Model was created using ~800 images for different hand gestures. It was not optimized for consistency, so diffent backgrounds, angles, positions can result in incorrect results.

gestureRecognition

Find Number

Combines Gesture Recognition mode and OCR on detected objects. After gesture (number 0-5) is detected - drone starts rotating around and searching for detected number. If number is found - drone adjusts its position to center on it. once number is centered and confirmed - drone moves back to original position and waits for next gesture input.

Gesture Recognition is performed using custom model as described above. Number detectioin is performed by looking for rectangular bounding boxes and if found - performing OCR on content inside. OCR is done using python module pytesseract

findNumber

Aruco Markers

Searches for predefined Aruco markers and centers drone on them. Markers have values 1 to 6 and drone loops and tries to find them repeatedly.

Markers can be easily generated and detected using openCV module.

arucoMarkers

Automation

NOT USED

pipelines\appBuild.yml is an Azure DevOps pipeline (from before this solution was moved to Github). Its purpose was to build solution into an executable file for Windows and Linux. That's why there are multiple requirement.txt files in this solution

In the end, I dropped it since there were module incompatibilities which took too much time to resolve.

Picade

picade

Flying a drone from Picade was my end goal for this project.

Picade is a build-it-yourself retro gaming console built on Raspberry PI. In my case it runs a RetroPie image on top of Ubuntu OS, which means I can exit RetroPie and use full power of Ubuntu console.

To run this solution on Picade, I found it easiest to to create a virtual environment, clone this repository, install all required python packages and run the app from console.

NOTE: I was not able to install tensorflow (and maybe some other) modules on ubuntu, so I ended up creating a new requirements.txt file containing only core modules. It took some refactoring (including introducing useTensorflow setting) and in the end there was now an option to build solution excluding custom AI features (face tracking, gestrure recognition).

You need a keyboard to configure this solution on Picade but once done, only built in controller is enough to run it (assuming all cmd commands are in memory).

Picade Key Configuration

Depending on your Picade input configuration, your keys might not match my setup. My configuration can be found in src\helpers\controlsHelper.py file.

To find what key IDs your Picade has - you can run a small pygame script that outputs something like: print(pygame.key.name(event.key))

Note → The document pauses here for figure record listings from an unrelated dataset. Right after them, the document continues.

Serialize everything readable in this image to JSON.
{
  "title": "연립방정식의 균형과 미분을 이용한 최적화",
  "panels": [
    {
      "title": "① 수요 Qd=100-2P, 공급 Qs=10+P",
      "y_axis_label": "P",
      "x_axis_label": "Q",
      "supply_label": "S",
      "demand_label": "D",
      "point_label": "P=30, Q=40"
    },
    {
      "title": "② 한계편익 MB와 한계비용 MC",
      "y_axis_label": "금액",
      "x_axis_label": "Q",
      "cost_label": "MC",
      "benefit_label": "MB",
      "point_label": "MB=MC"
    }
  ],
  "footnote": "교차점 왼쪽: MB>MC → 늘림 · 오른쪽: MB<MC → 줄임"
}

How to Configure DroneChallenge on Raspberry

My recollection of how I did this step is pretty bad, but general steps are:

  • Make sure Python 3.8 is installed
  • clone repository to your Raspberry
  • create a virtual environment (venv)
  • in venv - install dependencies from Requirements.txt file
  • run: Python3 main.py

How to run DroneChallenge from Picade

From Picade main menu:

  1. Go to: RetroPie
  2. Connect to Wifi (It helps a lot if your drone Wifi does not have password)
  3. Click: Front Left Black Button (Main Menu)
  4. Go to: Quit -> Quit EmulationStation -> Yes

In Console (move up/down to select commands from history): Right side black button - confirm (enter) From Root:

  1. Cd Desktop/drone/DroneChallenge
  2. Source ../venv/bin/activate (To go out of venv, run command: deactivate)

Lessons Learned

Do things right from step one - the amount of times I refactored this solution is way too high! only because I thought that 'I just need to paste a few code snippets in to make it run and that's it'. The solution grew rapidly, I realised I need virtual environment, requirements file etc. I would've been much easier to inverst time in the begining, plan it out and only then start building.

Document everything! - It's now been over half a year since I last made a change and it's painful to admit how much I forgot already. Especially around configuring environments, builds, package versions.

AI services are available to averyone and it's easy to get started - it takes less than half hour to train your first model, it's free and there's plenty of different services available.